Skip to main content

Miking DPPL

Miking DPPL is a framework for developing probabilistic programming languages (PPLs) using Miking. Currently, the framework includes the PPLs CorePPL and RootPPL.

Building and Installing​

The main binary for development in Miking DPPL is called cppl. Currently, this binary is built by running make in the project root, and installed to $HOME/.local/bin with make install (uninstall is also possible through make uninstall). You must have Miking installed (the mi command must be globally available) to build cppl. The command make test executes a set of tests for various components in the Miking DPPL framework.

CorePPL​

CorePPL extends MExpr (see Miking) with probabilistic constructs for defining random variables and for likelihood updating.
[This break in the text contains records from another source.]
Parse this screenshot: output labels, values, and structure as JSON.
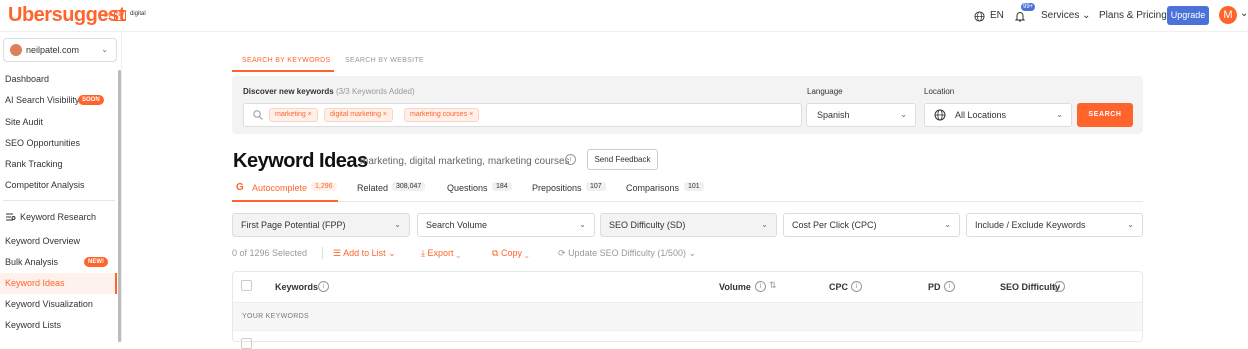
{
  "header": {
    "logo": "Ubersuggest",
    "by": "by",
    "np": "NP",
    "digital": "digital",
    "lang": "EN",
    "notif_count": "99+",
    "services": "Services",
    "plans": "Plans & Pricing",
    "upgrade": "Upgrade",
    "avatar_initial": "M"
  },
  "sidebar": {
    "site": "neilpatel.com",
    "items": [
      {
        "label": "Dashboard"
      },
      {
        "label": "AI Search Visibility",
        "badge": "SOON"
      },
      {
        "label": "Site Audit"
      },
      {
        "label": "SEO Opportunities"
      },
      {
        "label": "Rank Tracking"
      },
      {
        "label": "Competitor Analysis"
      },
      {
        "label": "Keyword Research"
      },
      {
        "label": "Keyword Overview"
      },
      {
        "label": "Bulk Analysis",
        "badge": "NEW!"
      },
      {
        "label": "Keyword Ideas"
      },
      {
        "label": "Keyword Visualization"
      },
      {
        "label": "Keyword Lists"
      }
    ]
  },
  "search": {
    "tab_keywords": "SEARCH BY KEYWORDS",
    "tab_website": "SEARCH BY WEBSITE",
    "discover_label": "Discover new keywords",
    "discover_count": "(3/3 Keywords Added)",
    "chips": [
      "marketing ×",
      "digital marketing ×",
      "marketing courses ×"
    ],
    "language_label": "Language",
    "language_value": "Spanish",
    "location_label": "Location",
    "location_value": "All Locations",
    "button": "SEARCH"
  },
  "ideas": {
    "title": "Keyword Ideas",
    "subtitle": "marketing, digital marketing, marketing courses",
    "feedback": "Send Feedback",
    "tabs": [
      {
        "label": "Autocomplete",
        "count": "1,296"
      },
      {
        "label": "Related",
        "count": "308,047"
      },
      {
        "label": "Questions",
        "count": "184"
      },
      {
        "label": "Prepositions",
        "count": "107"
      },
      {
        "label": "Comparisons",
        "count": "101"
      }
    ],
    "filters": [
      "First Page Potential (FPP)",
      "Search Volume",
      "SEO Difficulty (SD)",
      "Cost Per Click (CPC)",
      "Include / Exclude Keywords"
    ],
    "selected": "0 of 1296 Selected",
    "add_to_list": "Add to List",
    "export": "Export",
    "copy": "Copy",
    "update_sd": "Update SEO Difficulty (1/500)",
    "columns": [
      "Keywords",
      "Volume",
      "CPC",
      "PD",
      "SEO Difficulty"
    ],
    "your_keywords": "YOUR KEYWORDS"
  },
  "colors": {
    "accent": "#ff642d",
    "upgrade": "#4a72d9"
  }
}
For example, the program

mexpr
let x = assume (Beta 10.0 5.0) in
observe true (Bernoulli x);
x

encodes a simple distribution for the bias of a coin, by setting a Beta prior for the probability of observing heads (i.e., true) for a single flip of the coin.
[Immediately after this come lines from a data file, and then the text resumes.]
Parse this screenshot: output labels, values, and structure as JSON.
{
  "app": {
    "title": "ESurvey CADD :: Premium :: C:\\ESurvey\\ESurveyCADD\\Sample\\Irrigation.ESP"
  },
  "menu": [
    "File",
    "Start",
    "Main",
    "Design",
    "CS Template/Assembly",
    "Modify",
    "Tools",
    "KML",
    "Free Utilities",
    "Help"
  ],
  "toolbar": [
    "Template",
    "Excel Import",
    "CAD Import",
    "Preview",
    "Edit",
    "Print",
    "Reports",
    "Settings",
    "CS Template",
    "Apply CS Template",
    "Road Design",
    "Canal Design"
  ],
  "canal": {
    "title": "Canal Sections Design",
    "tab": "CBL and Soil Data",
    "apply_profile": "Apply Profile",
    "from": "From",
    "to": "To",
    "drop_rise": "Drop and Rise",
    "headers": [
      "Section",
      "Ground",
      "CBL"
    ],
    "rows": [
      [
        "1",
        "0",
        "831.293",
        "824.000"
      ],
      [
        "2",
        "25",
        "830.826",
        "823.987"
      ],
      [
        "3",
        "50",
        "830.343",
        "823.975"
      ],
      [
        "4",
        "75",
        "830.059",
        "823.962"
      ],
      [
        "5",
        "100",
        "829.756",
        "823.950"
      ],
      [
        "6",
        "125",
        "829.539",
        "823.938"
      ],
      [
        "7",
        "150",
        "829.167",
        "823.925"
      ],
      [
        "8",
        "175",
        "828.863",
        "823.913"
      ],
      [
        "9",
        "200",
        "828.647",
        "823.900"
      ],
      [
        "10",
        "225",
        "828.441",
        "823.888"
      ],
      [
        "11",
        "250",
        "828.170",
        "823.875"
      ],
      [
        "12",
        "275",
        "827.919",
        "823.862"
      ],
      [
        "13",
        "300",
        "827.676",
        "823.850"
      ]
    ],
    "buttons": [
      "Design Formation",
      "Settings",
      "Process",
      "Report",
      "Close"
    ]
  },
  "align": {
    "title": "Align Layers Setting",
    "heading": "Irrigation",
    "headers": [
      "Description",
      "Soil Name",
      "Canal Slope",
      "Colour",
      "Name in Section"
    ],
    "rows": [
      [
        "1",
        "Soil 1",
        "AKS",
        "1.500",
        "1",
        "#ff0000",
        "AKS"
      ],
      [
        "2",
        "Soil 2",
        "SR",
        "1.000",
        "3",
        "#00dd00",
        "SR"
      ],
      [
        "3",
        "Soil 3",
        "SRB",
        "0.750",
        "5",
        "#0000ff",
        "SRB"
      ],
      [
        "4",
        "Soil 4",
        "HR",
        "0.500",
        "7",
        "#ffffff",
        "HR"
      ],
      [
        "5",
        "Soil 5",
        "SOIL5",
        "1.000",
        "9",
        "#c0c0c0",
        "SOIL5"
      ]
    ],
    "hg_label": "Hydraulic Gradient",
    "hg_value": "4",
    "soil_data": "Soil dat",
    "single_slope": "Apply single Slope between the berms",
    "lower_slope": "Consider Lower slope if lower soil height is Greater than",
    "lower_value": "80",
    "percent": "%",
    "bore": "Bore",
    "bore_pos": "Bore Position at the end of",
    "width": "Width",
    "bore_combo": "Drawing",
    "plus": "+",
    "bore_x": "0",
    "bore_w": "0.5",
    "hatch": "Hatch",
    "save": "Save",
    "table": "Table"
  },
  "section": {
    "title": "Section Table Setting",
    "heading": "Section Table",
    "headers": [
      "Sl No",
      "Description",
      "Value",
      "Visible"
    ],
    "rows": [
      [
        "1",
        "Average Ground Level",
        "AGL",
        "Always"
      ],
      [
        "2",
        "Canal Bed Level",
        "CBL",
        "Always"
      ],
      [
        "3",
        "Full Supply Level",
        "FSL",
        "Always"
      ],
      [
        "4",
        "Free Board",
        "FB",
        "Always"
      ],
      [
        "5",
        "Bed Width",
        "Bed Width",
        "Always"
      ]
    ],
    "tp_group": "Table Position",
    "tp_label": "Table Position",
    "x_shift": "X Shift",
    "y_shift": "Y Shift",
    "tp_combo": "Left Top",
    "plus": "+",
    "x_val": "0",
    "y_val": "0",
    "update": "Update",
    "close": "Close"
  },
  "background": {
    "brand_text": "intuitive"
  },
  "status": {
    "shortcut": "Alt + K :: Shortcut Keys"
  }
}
Defining random variables in CorePPL is done by providing a probability distribution to the assume construct. Currently, there is no generated documentation for available distributions.
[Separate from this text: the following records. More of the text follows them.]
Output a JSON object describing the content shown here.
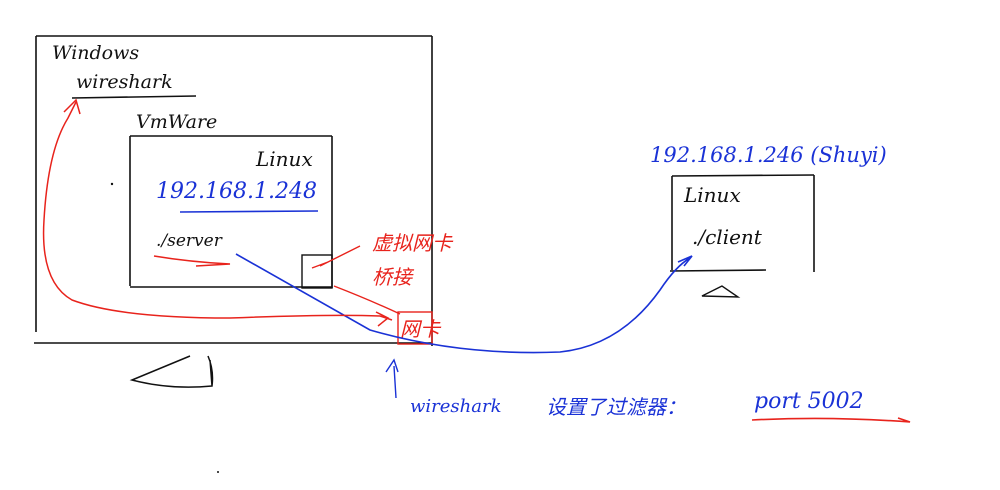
{
  "windows_host": {
    "os_label": "Windows",
    "app_label": "wireshark",
    "vm_label": "VmWare"
  },
  "linux_vm": {
    "os_label": "Linux",
    "ip": "192.168.1.248",
    "program": "./server"
  },
  "virtual_nic": {
    "label": "虚拟网卡",
    "mode": "桥接"
  },
  "gateway": {
    "label": "网卡"
  },
  "remote_linux": {
    "ip_header": "192.168.1.246 (Shuyi)",
    "os_label": "Linux",
    "program": "./client"
  },
  "note": {
    "prefix": "wireshark",
    "middle": "设置了过滤器：",
    "filter": "port 5002"
  },
  "colors": {
    "ink": "#111111",
    "blue": "#1a32d6",
    "red": "#e8231c"
  }
}
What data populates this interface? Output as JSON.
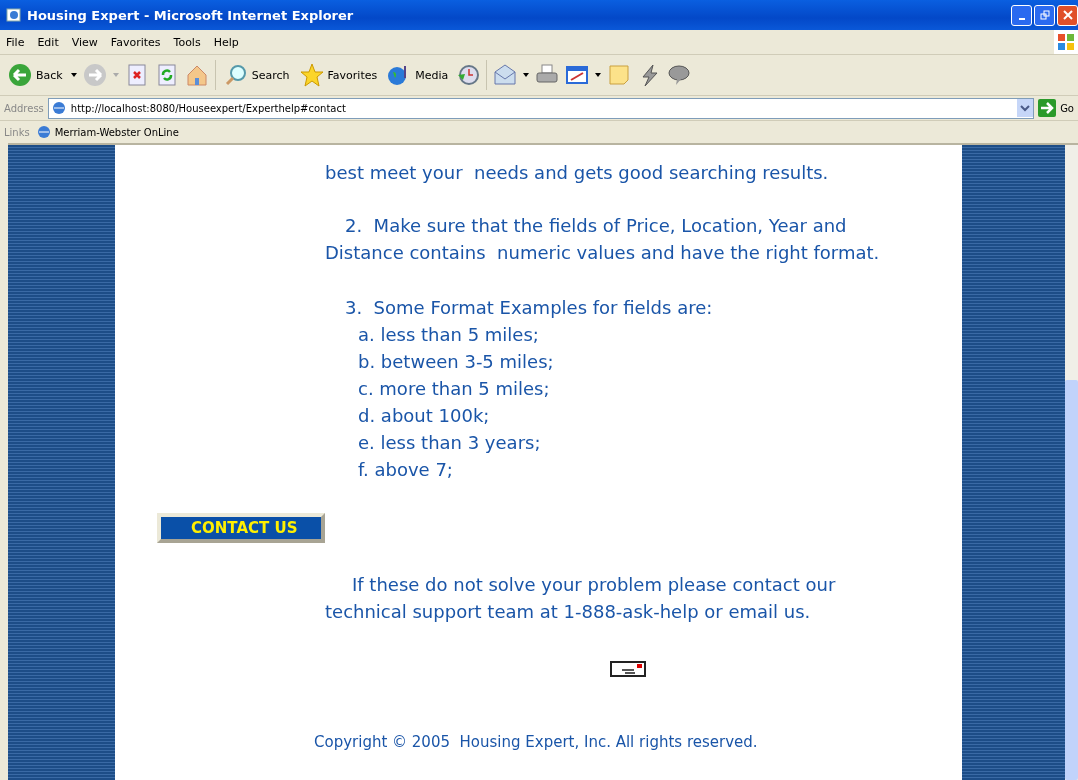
{
  "window": {
    "title": "Housing Expert - Microsoft Internet Explorer"
  },
  "menu": [
    "File",
    "Edit",
    "View",
    "Favorites",
    "Tools",
    "Help"
  ],
  "toolbar": {
    "back": "Back",
    "search": "Search",
    "favorites": "Favorites",
    "media": "Media"
  },
  "address": {
    "label": "Address",
    "url": "http://localhost:8080/Houseexpert/Experthelp#contact",
    "go": "Go"
  },
  "links": {
    "label": "Links",
    "items": [
      "Merriam-Webster OnLine"
    ]
  },
  "content": {
    "lines": [
      {
        "kind": "flush",
        "text": "best meet your  needs and gets good searching results."
      },
      {
        "kind": "gap",
        "text": "2.  Make sure that the fields of Price, Location, Year and"
      },
      {
        "kind": "flush",
        "text": "Distance contains  numeric values and have the right format."
      },
      {
        "kind": "gap",
        "text": "3.  Some Format Examples for fields are:"
      },
      {
        "kind": "sub",
        "text": "a. less than 5 miles;"
      },
      {
        "kind": "sub",
        "text": "b. between 3-5 miles;"
      },
      {
        "kind": "sub",
        "text": "c. more than 5 miles;"
      },
      {
        "kind": "sub",
        "text": "d. about 100k;"
      },
      {
        "kind": "sub",
        "text": "e. less than 3 years;"
      },
      {
        "kind": "sub",
        "text": "f. above 7;"
      }
    ],
    "contact_button": "CONTACT US",
    "support": [
      "If these do not solve your problem please contact our",
      "technical support team at 1-888-ask-help or email us."
    ],
    "copyright": "Copyright © 2005  Housing Expert, Inc. All rights reserved."
  }
}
Likelihood updating is done through the weight and observe constructs. With weight, the logarithm of the likelihood is updated directly (e.g., weight (log 2) multiplies the likelihood with 2). With observe, the likelihood is instead updated with the value of the pmf or pdf for the given distribution at the given observation. For example observe true (Bernoulli 0.5) updates the likelihood with a factor of 0.5.

Compiling CorePPL to MExpr​

The default option for inferring the distribution encoded by a CorePPL program is to compile it to MExpr (which then compiles to OCaml). You compile a CorePPL program cpplprog.mc using the command cppl -m <method> cpplprog.mc, where <method> is an inference algorithm prefixed with mexpr- (run the command cppl to see the current list of available algorithms). For example, cppl -m mexpr-importance cpplprog.mc compiles cpplprog.mc to a binary file out which you can subsequently run to produce samples from the distribution encoded by cpplprog.mc:

$ ./out 10
-0.290110454733
0.80022937428 -0.222856874559
0.843424730606 -0.170284615588
0.80463734988 -0.217363600111
0.884065007231 -0.123224681456
0.660101541887 -0.415361604451
0.83498403869 -0.180342669655
0.430312010842 -0.84324472681
0.721170725777 -0.326879379468
0.675965445901 -0.391613319777
0.826919003807 -0.190048528529

The argument is the number of samples. The first row prints the log of the normalizing constant, and the subsequent rows the samples. The first column is the sample, and the second its log-weight. For more help and options, run the cppl command without any arguments.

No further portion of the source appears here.